Operator error can be difficult to predict and prevent. You can prevent operator errors from propagating throughout the system by implementing a time delay between the application of changes on the primary and remote site. If this time delay is large enough to ensure detection of operator error, changes on the remote site can be prevented so that the fault is contained at the primary site. This containment prevents the fault from propagating to the remote site. For details, see High Availability Versus Disaster Recovery.
Reconfiguration Around Faults
Reconfiguring the system around faults is a technique commonly employed in clusters. A faulty cluster node causes reconfiguration of the cluster to remove the faulty node from the cluster. Any cluster-aware services that were resident on the faulty node are started on one or more surviving nodes in the cluster. Reconfiguration around faults can be a complicated process. The paragraphs that follow examine this process in more detail.
A number of features in the Solaris operating environment allow system reconfiguration around faults without requiring clustering software. These features are:
Dynamic reconfiguration (DR)
Internet protocol multipathing (IPMP)
I/O multipathing (Sun StorEdge™ Traffic Manager)
Alternate pathing (AP)
DR attaches and detaches system components to an active Solaris operating environment system without causing an outage. Thus, DR is often used for servicing components. Note that DR does not include the fault detection, isolation, containment, or reconfiguration capabilities available in Sun Cluster software.
IPMP automatically reconfigures around failed network connections.
I/O multipathing balances loads across host bus adapters (HBAs). This feature, which is also known as MPxIO, was implemented in the Solaris 8 operating environment with kernel patch 108528-07 for SPARC ¨-based systems and 108529-07 for Intel-based systems.
AP reconfigures around failed network and storage paths.
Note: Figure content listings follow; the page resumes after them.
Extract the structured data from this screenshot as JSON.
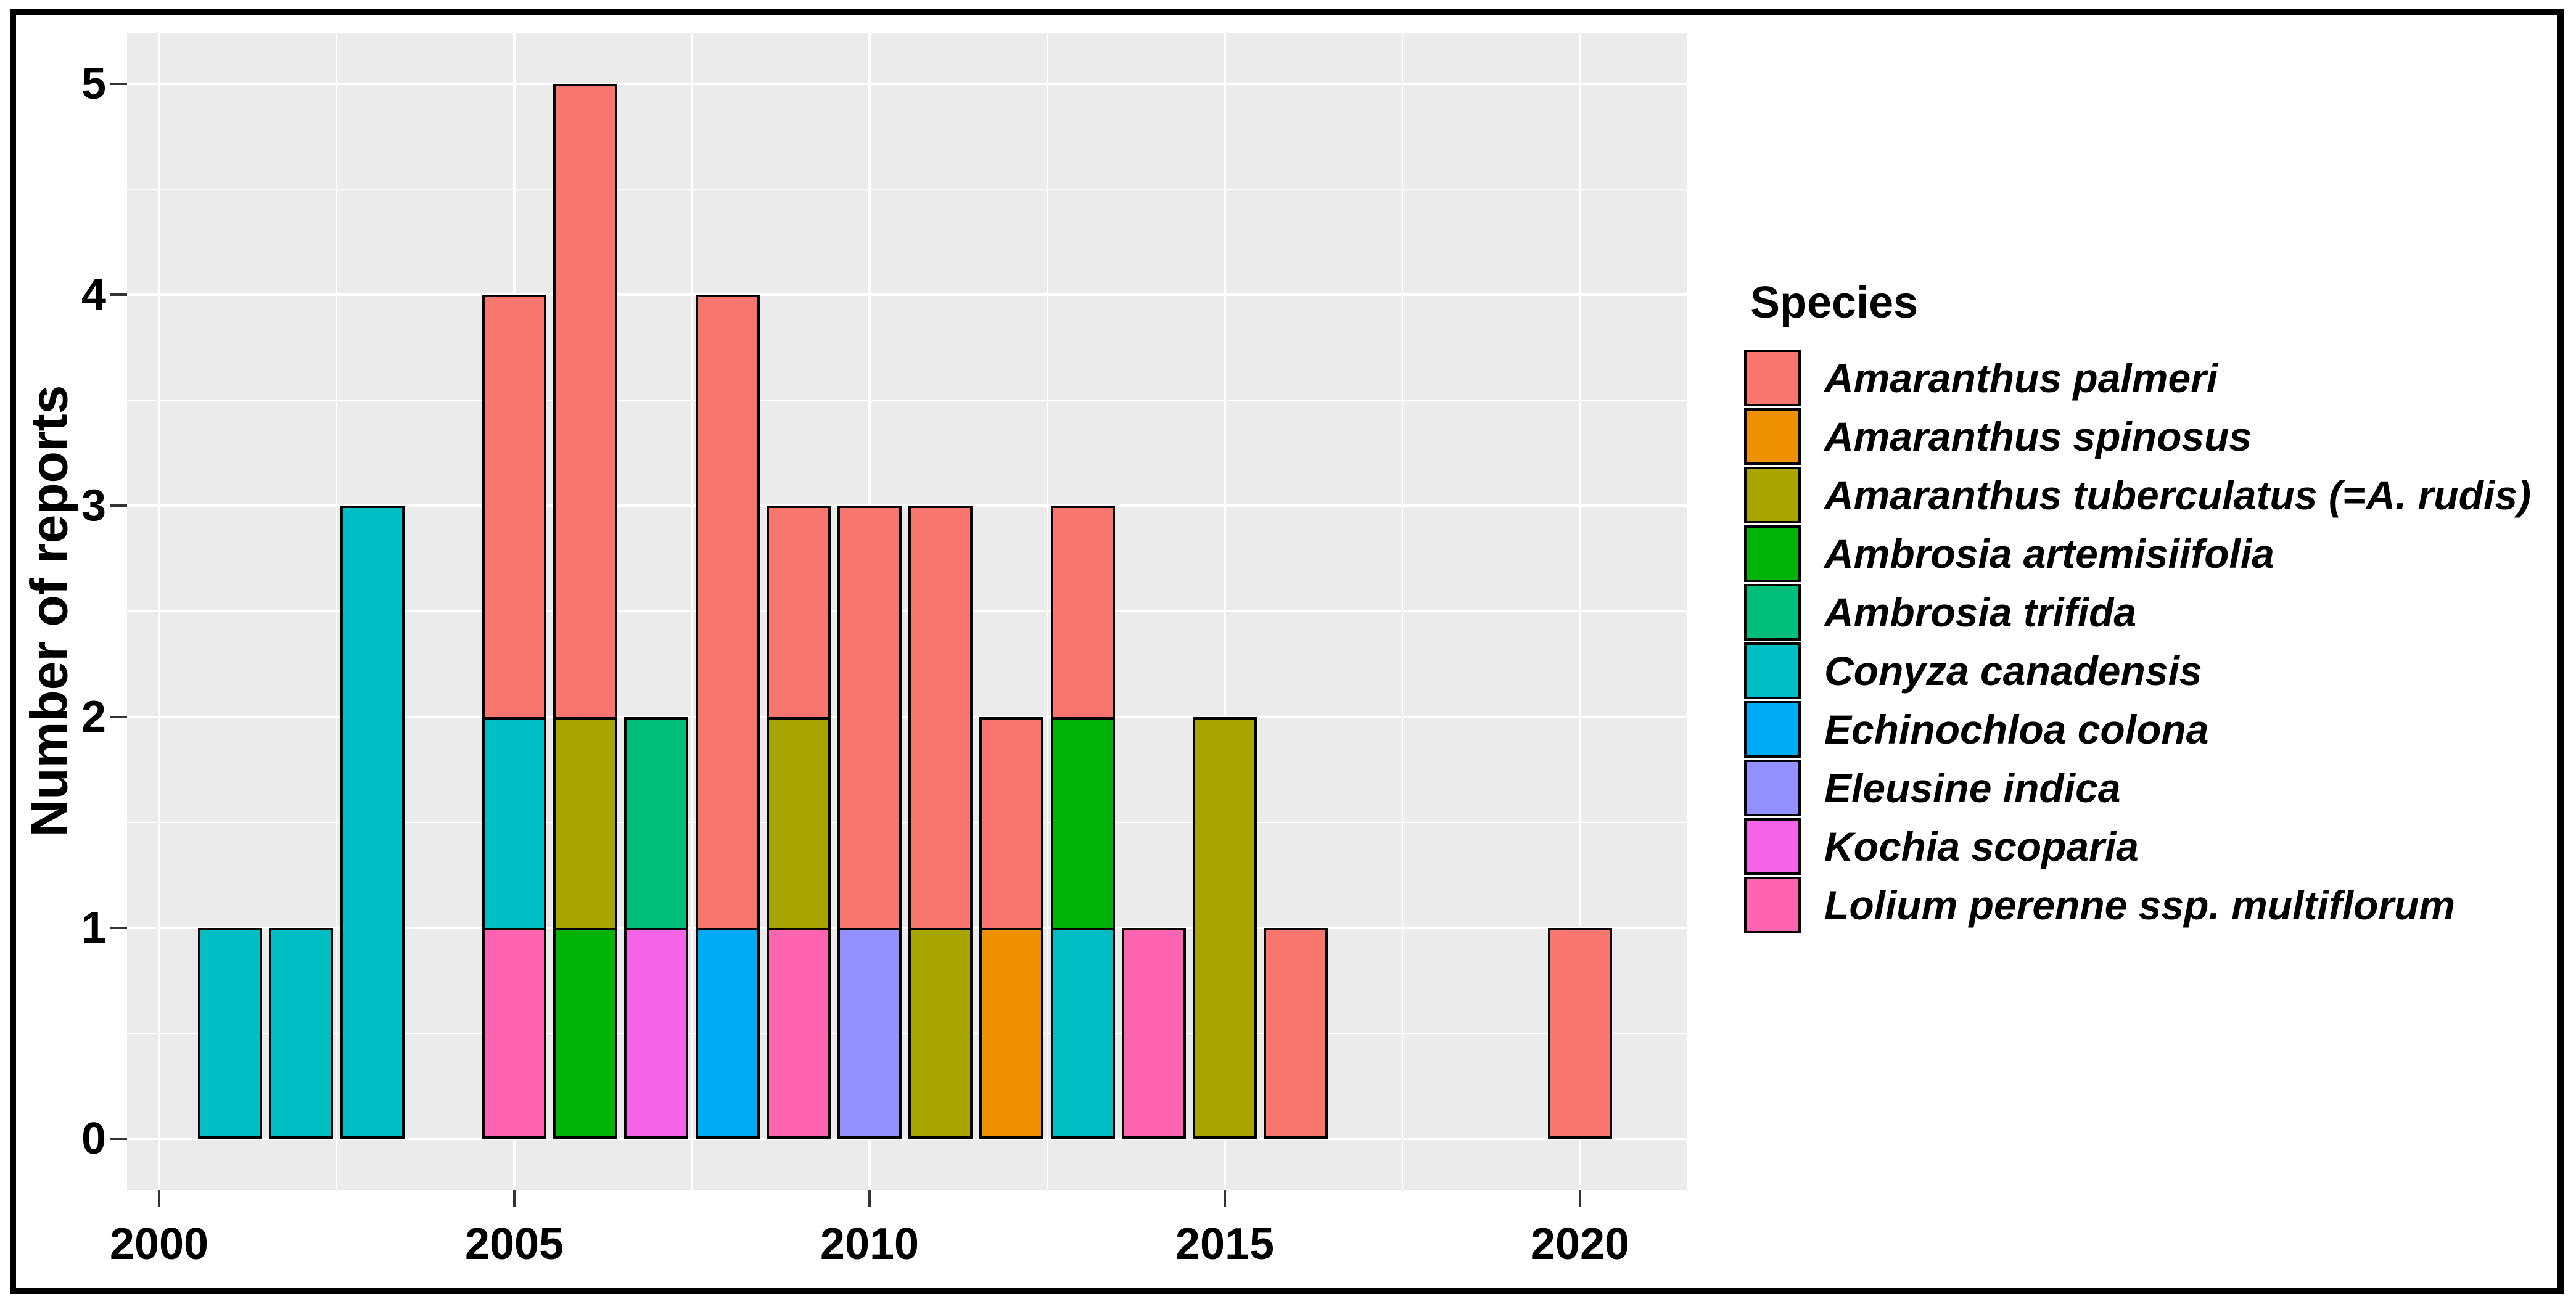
{
  "figure": {
    "background": "#FFFFFF",
    "outer_border_color": "#000000",
    "panel_background": "#EBEBEB",
    "gridline_color": "#FFFFFF",
    "bar_outline_color": "#000000",
    "tick_color": "#333333"
  },
  "y_axis": {
    "title": "Number of reports",
    "tick_labels": [
      "0",
      "1",
      "2",
      "3",
      "4",
      "5"
    ]
  },
  "x_axis": {
    "title": "",
    "tick_labels": [
      "2000",
      "2005",
      "2010",
      "2015",
      "2020"
    ]
  },
  "legend": {
    "title": "Species",
    "items": [
      {
        "label": "Amaranthus palmeri",
        "color": "#F8766D"
      },
      {
        "label": "Amaranthus spinosus",
        "color": "#EE9100"
      },
      {
        "label": "Amaranthus tuberculatus (=A. rudis)",
        "color": "#A8A400"
      },
      {
        "label": "Ambrosia artemisiifolia",
        "color": "#00B307"
      },
      {
        "label": "Ambrosia trifida",
        "color": "#00BF7D"
      },
      {
        "label": "Conyza canadensis",
        "color": "#00BFC4"
      },
      {
        "label": "Echinochloa colona",
        "color": "#00ABF6"
      },
      {
        "label": "Eleusine indica",
        "color": "#9590FF"
      },
      {
        "label": "Kochia scoparia",
        "color": "#F564E8"
      },
      {
        "label": "Lolium perenne ssp. multiflorum",
        "color": "#FF64B0"
      }
    ]
  },
  "chart_data": {
    "type": "bar",
    "stacked": true,
    "title": "",
    "xlabel": "",
    "ylabel": "Number of reports",
    "xlim": [
      1999.5,
      2021.5
    ],
    "ylim": [
      0,
      5
    ],
    "x_ticks": [
      2000,
      2005,
      2010,
      2015,
      2020
    ],
    "x_minor_ticks": [
      2002.5,
      2007.5,
      2012.5,
      2017.5
    ],
    "y_ticks": [
      0,
      1,
      2,
      3,
      4,
      5
    ],
    "y_minor_ticks": [
      0.5,
      1.5,
      2.5,
      3.5,
      4.5
    ],
    "grid": true,
    "legend_position": "right",
    "legend_title": "Species",
    "bar_width_years": 0.9,
    "species_colors": {
      "Amaranthus palmeri": "#F8766D",
      "Amaranthus spinosus": "#EE9100",
      "Amaranthus tuberculatus (=A. rudis)": "#A8A400",
      "Ambrosia artemisiifolia": "#00B307",
      "Ambrosia trifida": "#00BF7D",
      "Conyza canadensis": "#00BFC4",
      "Echinochloa colona": "#00ABF6",
      "Eleusine indica": "#9590FF",
      "Kochia scoparia": "#F564E8",
      "Lolium perenne ssp. multiflorum": "#FF64B0"
    },
    "bars": [
      {
        "year": 2001,
        "total": 1,
        "segments": [
          {
            "species": "Conyza canadensis",
            "value": 1
          }
        ]
      },
      {
        "year": 2002,
        "total": 1,
        "segments": [
          {
            "species": "Conyza canadensis",
            "value": 1
          }
        ]
      },
      {
        "year": 2003,
        "total": 3,
        "segments": [
          {
            "species": "Conyza canadensis",
            "value": 3
          }
        ]
      },
      {
        "year": 2005,
        "total": 4,
        "segments": [
          {
            "species": "Lolium perenne ssp. multiflorum",
            "value": 1
          },
          {
            "species": "Conyza canadensis",
            "value": 1
          },
          {
            "species": "Amaranthus palmeri",
            "value": 2
          }
        ]
      },
      {
        "year": 2006,
        "total": 5,
        "segments": [
          {
            "species": "Ambrosia artemisiifolia",
            "value": 1
          },
          {
            "species": "Amaranthus tuberculatus (=A. rudis)",
            "value": 1
          },
          {
            "species": "Amaranthus palmeri",
            "value": 3
          }
        ]
      },
      {
        "year": 2007,
        "total": 2,
        "segments": [
          {
            "species": "Kochia scoparia",
            "value": 1
          },
          {
            "species": "Ambrosia trifida",
            "value": 1
          }
        ]
      },
      {
        "year": 2008,
        "total": 4,
        "segments": [
          {
            "species": "Echinochloa colona",
            "value": 1
          },
          {
            "species": "Amaranthus palmeri",
            "value": 3
          }
        ]
      },
      {
        "year": 2009,
        "total": 3,
        "segments": [
          {
            "species": "Lolium perenne ssp. multiflorum",
            "value": 1
          },
          {
            "species": "Amaranthus tuberculatus (=A. rudis)",
            "value": 1
          },
          {
            "species": "Amaranthus palmeri",
            "value": 1
          }
        ]
      },
      {
        "year": 2010,
        "total": 3,
        "segments": [
          {
            "species": "Eleusine indica",
            "value": 1
          },
          {
            "species": "Amaranthus palmeri",
            "value": 2
          }
        ]
      },
      {
        "year": 2011,
        "total": 3,
        "segments": [
          {
            "species": "Amaranthus tuberculatus (=A. rudis)",
            "value": 1
          },
          {
            "species": "Amaranthus palmeri",
            "value": 2
          }
        ]
      },
      {
        "year": 2012,
        "total": 2,
        "segments": [
          {
            "species": "Amaranthus spinosus",
            "value": 1
          },
          {
            "species": "Amaranthus palmeri",
            "value": 1
          }
        ]
      },
      {
        "year": 2013,
        "total": 3,
        "segments": [
          {
            "species": "Conyza canadensis",
            "value": 1
          },
          {
            "species": "Ambrosia artemisiifolia",
            "value": 1
          },
          {
            "species": "Amaranthus palmeri",
            "value": 1
          }
        ]
      },
      {
        "year": 2014,
        "total": 1,
        "segments": [
          {
            "species": "Lolium perenne ssp. multiflorum",
            "value": 1
          }
        ]
      },
      {
        "year": 2015,
        "total": 2,
        "segments": [
          {
            "species": "Amaranthus tuberculatus (=A. rudis)",
            "value": 2
          }
        ]
      },
      {
        "year": 2016,
        "total": 1,
        "segments": [
          {
            "species": "Amaranthus palmeri",
            "value": 1
          }
        ]
      },
      {
        "year": 2020,
        "total": 1,
        "segments": [
          {
            "species": "Amaranthus palmeri",
            "value": 1
          }
        ]
      }
    ]
  }
}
AP is somewhat limited in capability, and its use is discouraged in favor of IPMP and the Sun StorEdge Traffic Manager.
Future plans include tighter alignment and integration between these Solaris operating environment features and Sun Cluster software.
Fault prediction is the process of observing a component over time to predict when a fault is likely. Fault prediction works best when the component includes a consumable subcomponent or a subcomponent that has known decay properties. For example, an automobile computer knows the amount of fuel in the fuel tank and the instantaneous consumption rate. The computer can predict when the fuel tank will be empty a state that would cause a fault condition. This information is displayed to the driver, who can take corrective action.
Practical fault prediction in computer systems today focuses primarily on storage media. Magnetic media, in particular, has behavior that can be used to predict when the ability to store and retrieve data will fall out of tolerance and result in a read failure in the future. For disks, this information is reported to the Solaris operating environment as soft errors. These errors, along with predictive failure information, can be examined using the iostat (1M) or kstat (1M) command.
Unfortunately, a large number of unpredictable faults can occur in computer systems. Software bugs make software prone to unpredictable faults.